Our operations can take place in areas inhabited by indigenous peoples. We respect and engage indigenous communities, and we work to protect their cultures and customs. We believe developing opportunities for indigenous communities to participate in training and employment benefits these communities and our business.
Our approach to interacting with indigenous peoples around the world is consistent with the principles of the International Labor Organization (ILO) Convention 169 Concerning Indigenous and Tribal Peoples in Independent Countries, the United Nations Declaration on the Rights of Indigenous Peoples, the International Finance Corporation (IFC) Performance Standards on Environmental and Social Sustainability, and the World Bank Operational Policy and Bank Procedure on Indigenous Peoples.
Our operations in Alaska, Cameroon, Canada, Indonesia, Nigeria, Papua New Guinea and Sakhalin Island involve working directly with indigenous peoples.
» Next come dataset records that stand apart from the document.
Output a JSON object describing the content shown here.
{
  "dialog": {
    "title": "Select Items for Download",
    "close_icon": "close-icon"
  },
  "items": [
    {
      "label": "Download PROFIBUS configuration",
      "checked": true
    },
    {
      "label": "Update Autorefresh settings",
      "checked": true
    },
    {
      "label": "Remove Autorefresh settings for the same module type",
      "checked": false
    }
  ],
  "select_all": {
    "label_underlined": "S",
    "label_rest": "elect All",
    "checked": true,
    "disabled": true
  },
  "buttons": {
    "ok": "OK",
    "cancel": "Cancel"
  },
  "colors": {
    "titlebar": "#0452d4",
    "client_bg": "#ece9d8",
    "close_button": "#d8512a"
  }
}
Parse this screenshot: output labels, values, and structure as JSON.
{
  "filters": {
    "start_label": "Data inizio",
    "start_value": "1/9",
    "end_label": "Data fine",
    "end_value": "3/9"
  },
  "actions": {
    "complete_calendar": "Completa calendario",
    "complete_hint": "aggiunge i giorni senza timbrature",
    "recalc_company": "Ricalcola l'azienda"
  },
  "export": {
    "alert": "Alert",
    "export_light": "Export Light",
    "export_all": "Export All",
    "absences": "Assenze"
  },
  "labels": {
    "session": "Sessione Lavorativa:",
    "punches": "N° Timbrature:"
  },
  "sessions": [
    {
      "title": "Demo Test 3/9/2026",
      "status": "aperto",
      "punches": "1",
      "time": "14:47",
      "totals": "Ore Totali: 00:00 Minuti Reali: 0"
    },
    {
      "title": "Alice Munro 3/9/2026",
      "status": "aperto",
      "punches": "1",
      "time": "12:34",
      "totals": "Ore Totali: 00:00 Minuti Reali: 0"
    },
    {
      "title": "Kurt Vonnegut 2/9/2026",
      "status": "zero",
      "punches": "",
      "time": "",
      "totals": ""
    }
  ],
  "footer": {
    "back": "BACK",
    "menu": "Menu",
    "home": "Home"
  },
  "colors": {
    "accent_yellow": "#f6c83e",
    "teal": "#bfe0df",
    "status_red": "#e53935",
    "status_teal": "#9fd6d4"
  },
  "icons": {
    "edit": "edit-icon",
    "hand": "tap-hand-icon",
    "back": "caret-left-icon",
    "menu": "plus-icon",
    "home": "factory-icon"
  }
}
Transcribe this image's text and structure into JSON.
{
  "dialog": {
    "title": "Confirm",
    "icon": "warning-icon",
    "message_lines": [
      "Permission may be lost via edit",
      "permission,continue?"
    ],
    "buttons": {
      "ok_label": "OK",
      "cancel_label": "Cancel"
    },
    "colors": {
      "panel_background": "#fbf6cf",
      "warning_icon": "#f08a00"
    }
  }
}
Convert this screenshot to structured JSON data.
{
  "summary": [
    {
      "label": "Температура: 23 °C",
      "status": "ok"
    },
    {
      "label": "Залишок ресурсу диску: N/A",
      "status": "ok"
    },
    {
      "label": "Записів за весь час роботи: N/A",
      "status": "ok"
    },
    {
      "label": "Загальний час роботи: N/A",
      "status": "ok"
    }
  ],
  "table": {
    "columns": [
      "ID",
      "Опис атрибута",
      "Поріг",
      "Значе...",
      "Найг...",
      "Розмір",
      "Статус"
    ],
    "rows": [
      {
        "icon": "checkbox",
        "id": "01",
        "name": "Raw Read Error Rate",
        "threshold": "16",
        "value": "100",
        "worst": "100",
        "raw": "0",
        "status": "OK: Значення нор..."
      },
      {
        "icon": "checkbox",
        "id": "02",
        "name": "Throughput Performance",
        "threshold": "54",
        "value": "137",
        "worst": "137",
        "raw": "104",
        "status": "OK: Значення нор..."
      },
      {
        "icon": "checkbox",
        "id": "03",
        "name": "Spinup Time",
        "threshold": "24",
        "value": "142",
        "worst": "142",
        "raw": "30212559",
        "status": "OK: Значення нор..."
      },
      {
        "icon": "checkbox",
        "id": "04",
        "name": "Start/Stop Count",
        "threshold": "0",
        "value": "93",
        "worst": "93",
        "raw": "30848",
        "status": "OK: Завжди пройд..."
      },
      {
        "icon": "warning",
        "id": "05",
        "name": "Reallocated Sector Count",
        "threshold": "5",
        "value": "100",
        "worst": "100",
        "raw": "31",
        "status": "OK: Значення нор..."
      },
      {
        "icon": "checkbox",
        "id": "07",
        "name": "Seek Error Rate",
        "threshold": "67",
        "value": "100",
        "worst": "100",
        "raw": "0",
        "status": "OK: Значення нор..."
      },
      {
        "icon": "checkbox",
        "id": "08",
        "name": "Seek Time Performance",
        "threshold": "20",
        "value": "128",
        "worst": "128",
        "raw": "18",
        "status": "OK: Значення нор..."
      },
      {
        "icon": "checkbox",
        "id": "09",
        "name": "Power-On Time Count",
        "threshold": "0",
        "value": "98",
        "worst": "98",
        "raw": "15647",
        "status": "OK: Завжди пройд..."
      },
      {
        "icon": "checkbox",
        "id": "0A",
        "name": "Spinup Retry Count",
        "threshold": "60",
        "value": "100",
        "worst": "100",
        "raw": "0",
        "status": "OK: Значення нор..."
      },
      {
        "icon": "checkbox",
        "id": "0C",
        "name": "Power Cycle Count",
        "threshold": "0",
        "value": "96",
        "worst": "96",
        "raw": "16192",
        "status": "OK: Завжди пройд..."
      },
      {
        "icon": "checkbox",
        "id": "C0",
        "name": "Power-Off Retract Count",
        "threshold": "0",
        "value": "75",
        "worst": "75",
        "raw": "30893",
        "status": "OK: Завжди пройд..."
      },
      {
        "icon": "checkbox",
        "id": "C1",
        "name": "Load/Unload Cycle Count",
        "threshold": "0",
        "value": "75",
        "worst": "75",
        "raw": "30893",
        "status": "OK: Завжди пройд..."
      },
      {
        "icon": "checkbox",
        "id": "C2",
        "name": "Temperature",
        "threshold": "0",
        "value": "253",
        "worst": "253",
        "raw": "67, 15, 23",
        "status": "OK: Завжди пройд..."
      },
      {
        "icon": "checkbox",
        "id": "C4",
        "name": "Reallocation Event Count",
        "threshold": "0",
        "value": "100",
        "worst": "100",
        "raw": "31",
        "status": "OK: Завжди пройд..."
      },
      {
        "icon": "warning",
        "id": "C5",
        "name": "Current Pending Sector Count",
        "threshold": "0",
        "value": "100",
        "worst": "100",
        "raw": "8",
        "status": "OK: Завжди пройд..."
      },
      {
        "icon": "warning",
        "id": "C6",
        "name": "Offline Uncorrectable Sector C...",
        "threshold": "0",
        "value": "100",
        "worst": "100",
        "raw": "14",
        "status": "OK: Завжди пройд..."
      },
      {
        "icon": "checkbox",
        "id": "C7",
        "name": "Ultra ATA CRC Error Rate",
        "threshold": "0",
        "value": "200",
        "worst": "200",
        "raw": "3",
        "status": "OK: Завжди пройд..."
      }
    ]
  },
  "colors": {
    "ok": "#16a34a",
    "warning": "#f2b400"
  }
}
Our first objective is to determine how each group prefers to be engaged. The community establishes its preference for how often and how long their members meet with ExxonMobil representatives, and who will provide its viewpoints or represent its wishes.
We are sensitive to local communities’ concerns about balancing their cultural heritage with the desire for economic development, even after our operations have ceased. Wherever we work with indigenous peoples, we support both local employment initiatives and cultural heritage programs through local content and strategic community investments.
Working with indigenous peoples in North Alaska
In the vicinity of our Point Thompson Project in northern Alaska, we work with the local communities and government authorities to understand their concerns and avoid conflicts with their traditional lifestyle. Through a comprehensive assessment and regular engagement, we have identified several areas of concern to the local people, and we have adopted corresponding measures to address these concerns.
For example, the Kaktovik community — located 60 miles to the east of the Project — relies, in part, on hunting and fishing for its food supply. The 22-mile Point Thompson Export Pipeline runs through caribou habitat, which occurs in many locations throughout northern Alaska.
Consequently, we designed the pipeline to be seven feet high to minimize the deflection of caribou migration patterns. Additionally, we have applied non-glare metallic coating on the outside of the pipeline to reduce visual effects on wildlife in the area. Through consultation with the residents of Kaktovik, we also designed the pipeline with thicker walls in certain areas to provide protection against accidental strikes from coastal hunters.